Sochorová, Michaela, Audrlická, Pavla, Červená, Martina, Kováčik, Andrej, Kopečná, Monika, Opálka, Lukáš, Pullmannová, Petra, Vávrová, Kateřina
Journal of colloid and interface science 2019 v.535 pp. 227-238
X-ray diffraction, ceramides, cholesterol, fatty acids, homeostasis, humans, infrared spectroscopy, microstructure, models, periodicity, permeability, skin (animal), skin temperature
Cholesterol (Chol) is one of the major skin barrier lipids. The physiological level of Chol in the stratum corneum (SC) appears to exceed its miscibility with other barrier lipids, as some Chol is phase separated. Chol synthesis is essential for epidermal homeostasis, yet the role of these Chol domains in SC permeability is unknown. We investigated the impact of Chol depletion on the permeability properties and microstructure of model membranes and human SC. X-ray powder diffraction of membranes constructed from isolated human skin ceramides or synthetic ceramides confirmed that only approximately half of the normal Chol amount can be incorporated in either long or short periodicity lamellar phases.
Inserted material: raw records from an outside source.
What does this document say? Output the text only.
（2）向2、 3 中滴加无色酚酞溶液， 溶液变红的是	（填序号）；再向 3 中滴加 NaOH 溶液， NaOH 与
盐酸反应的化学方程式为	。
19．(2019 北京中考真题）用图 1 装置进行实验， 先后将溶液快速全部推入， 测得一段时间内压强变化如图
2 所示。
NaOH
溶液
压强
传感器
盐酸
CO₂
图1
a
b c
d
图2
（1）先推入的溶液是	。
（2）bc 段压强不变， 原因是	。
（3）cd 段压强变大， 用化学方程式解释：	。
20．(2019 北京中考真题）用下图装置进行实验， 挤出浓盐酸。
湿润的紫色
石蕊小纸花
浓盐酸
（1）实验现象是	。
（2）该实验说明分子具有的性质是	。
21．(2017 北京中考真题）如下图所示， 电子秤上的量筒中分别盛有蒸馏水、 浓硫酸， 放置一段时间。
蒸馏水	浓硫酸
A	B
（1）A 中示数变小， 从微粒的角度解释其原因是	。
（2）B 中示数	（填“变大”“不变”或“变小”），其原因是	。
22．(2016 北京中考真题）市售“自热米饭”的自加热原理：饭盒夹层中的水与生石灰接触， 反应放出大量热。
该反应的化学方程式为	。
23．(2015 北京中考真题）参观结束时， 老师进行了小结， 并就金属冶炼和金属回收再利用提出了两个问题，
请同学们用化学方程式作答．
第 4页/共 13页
The long periodicity lipid arrangement persisted even in the absence of Chol. Infrared spectroscopy suggested that Chol had negligible effects on the lipid chain order and packing at physiological skin temperature. Chol depletion of the model membranes or isolated human SC did not compromise the barrier function to water and two model permeants. On the contrary, the membrane with the Chol content reduced to 40% of the normal value, where no separated Chol was observed, was significantly less permeable than the control. Thus, a 0.4:1:1 M ratio of Chol/ceramides/fatty acids appears sufficient for skin lipids to limit water loss and prevent the entry of environmental substances. We speculate that the SC Chol domains may have roles in the skin other than barrier function.